OAS calls on Venezuela to release Guyanese fishing vessels, crews; insists they were in Guyana’s waters

Last Updated on Wednesday, 27 January 2021, 13:24 by Denis Chabrol

The Organisation of American States (OAS) on Wednesday called on Venezuela to safely release the 11 Guyanese crew members and two fishing boats, even as that Western Hemispheric organisation backed Guyana’s position that the vessels were in Guyana’s waters when the Venezuelan Navy intercepted them one week ago.

“The General Secretariat demands that the Guyanese citizens are released promptly and safely to Guyanese authorities, as well as the two detained vessels,” the OAS said.

The OAS called the detention “illegal” because the vessels were within Guyana’s Exclusive Economic Zone (EEZ) and described the administration of President Nicolas Maduro as a “dictatorship” that violated international law by seeking to unilaterally extend Venezuela’s maritime boundary to take in all of the waters off the Essequibo Region up to the eastern bank of the Essequibo Region.

The OAS, in apparent reference to the case before the International Court of Justice (ICJ) to determine the validity of the 1899 Arbitral Award that settled the land boundary  between Guyana and Venezuela, suggested that process could not be substituted by issuing a decree to determine international boundaries between States.

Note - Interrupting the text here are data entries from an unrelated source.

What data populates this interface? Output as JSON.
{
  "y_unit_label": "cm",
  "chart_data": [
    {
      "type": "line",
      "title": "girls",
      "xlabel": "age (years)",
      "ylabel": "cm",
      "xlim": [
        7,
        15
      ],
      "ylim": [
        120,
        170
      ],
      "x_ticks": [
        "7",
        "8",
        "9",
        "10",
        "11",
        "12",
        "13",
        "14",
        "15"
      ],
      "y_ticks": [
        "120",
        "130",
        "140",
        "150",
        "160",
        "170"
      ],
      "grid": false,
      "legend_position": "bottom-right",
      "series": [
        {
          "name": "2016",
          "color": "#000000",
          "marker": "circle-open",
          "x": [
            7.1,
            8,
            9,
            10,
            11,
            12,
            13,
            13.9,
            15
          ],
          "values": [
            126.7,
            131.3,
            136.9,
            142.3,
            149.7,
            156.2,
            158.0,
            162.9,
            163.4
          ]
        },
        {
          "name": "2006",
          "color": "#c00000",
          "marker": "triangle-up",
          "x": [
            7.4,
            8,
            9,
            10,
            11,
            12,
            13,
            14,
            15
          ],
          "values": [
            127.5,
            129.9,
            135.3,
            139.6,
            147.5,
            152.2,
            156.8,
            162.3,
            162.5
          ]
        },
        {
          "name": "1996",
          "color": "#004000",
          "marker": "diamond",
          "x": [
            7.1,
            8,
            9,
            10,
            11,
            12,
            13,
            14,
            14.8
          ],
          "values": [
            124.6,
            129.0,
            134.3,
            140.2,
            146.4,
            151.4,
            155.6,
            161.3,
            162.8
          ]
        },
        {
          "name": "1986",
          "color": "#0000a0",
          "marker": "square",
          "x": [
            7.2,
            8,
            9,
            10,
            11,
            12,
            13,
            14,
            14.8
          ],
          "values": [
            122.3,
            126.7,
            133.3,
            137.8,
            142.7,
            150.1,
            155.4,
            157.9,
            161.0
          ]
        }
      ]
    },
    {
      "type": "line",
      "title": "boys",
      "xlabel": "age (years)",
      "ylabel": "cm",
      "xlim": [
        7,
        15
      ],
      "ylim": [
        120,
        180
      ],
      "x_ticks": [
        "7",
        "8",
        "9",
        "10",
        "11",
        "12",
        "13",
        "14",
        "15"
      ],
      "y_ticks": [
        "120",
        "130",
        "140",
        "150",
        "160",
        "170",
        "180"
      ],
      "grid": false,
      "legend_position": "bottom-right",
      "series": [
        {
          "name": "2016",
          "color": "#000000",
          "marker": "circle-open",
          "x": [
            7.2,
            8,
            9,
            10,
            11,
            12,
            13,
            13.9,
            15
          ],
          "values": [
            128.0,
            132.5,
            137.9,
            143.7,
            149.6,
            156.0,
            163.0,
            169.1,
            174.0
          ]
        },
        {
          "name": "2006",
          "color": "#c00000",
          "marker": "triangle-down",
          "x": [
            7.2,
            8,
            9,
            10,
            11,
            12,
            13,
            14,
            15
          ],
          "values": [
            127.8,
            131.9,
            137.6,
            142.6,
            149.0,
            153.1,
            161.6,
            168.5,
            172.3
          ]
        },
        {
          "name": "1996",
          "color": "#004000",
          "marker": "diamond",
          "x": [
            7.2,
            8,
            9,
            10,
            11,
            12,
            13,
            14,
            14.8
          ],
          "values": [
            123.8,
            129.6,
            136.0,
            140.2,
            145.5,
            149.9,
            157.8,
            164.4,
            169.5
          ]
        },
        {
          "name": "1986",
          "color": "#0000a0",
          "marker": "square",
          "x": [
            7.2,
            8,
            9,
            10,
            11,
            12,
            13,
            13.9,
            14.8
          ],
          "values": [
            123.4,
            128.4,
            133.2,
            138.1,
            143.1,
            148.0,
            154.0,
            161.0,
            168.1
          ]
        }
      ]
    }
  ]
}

“Any attempt to derail this international legal process, such as the decree issued by the Maduro regime, is contrary to international law and standards, and has no legal bearing or significance,” the OAS said.

The OAS said it reiterates its support for the rules and processes set by international law regarding ongoing territorial conflicts. “The resolution of the territorial dispute between Venezuela and Guyana is a matter that lies under international jurisdiction, and cannot be settled by unilateral actions,” the OAS added.

In two statements issued so far after the vessels were  intercepted on January 21, Venezuela maintained that it would not allow anyone to trespass on its sea space.

Venezuela’s latest acts of aggression against Guyana have followed the ICJ’s decision that it has jurisdiction to hear Guyana’s case. Venezuela maintains that that United Nations court does not have jurisdiction and that the two countries should resume bilateral negotiations, a process that Guyana says has not worked for 50 years.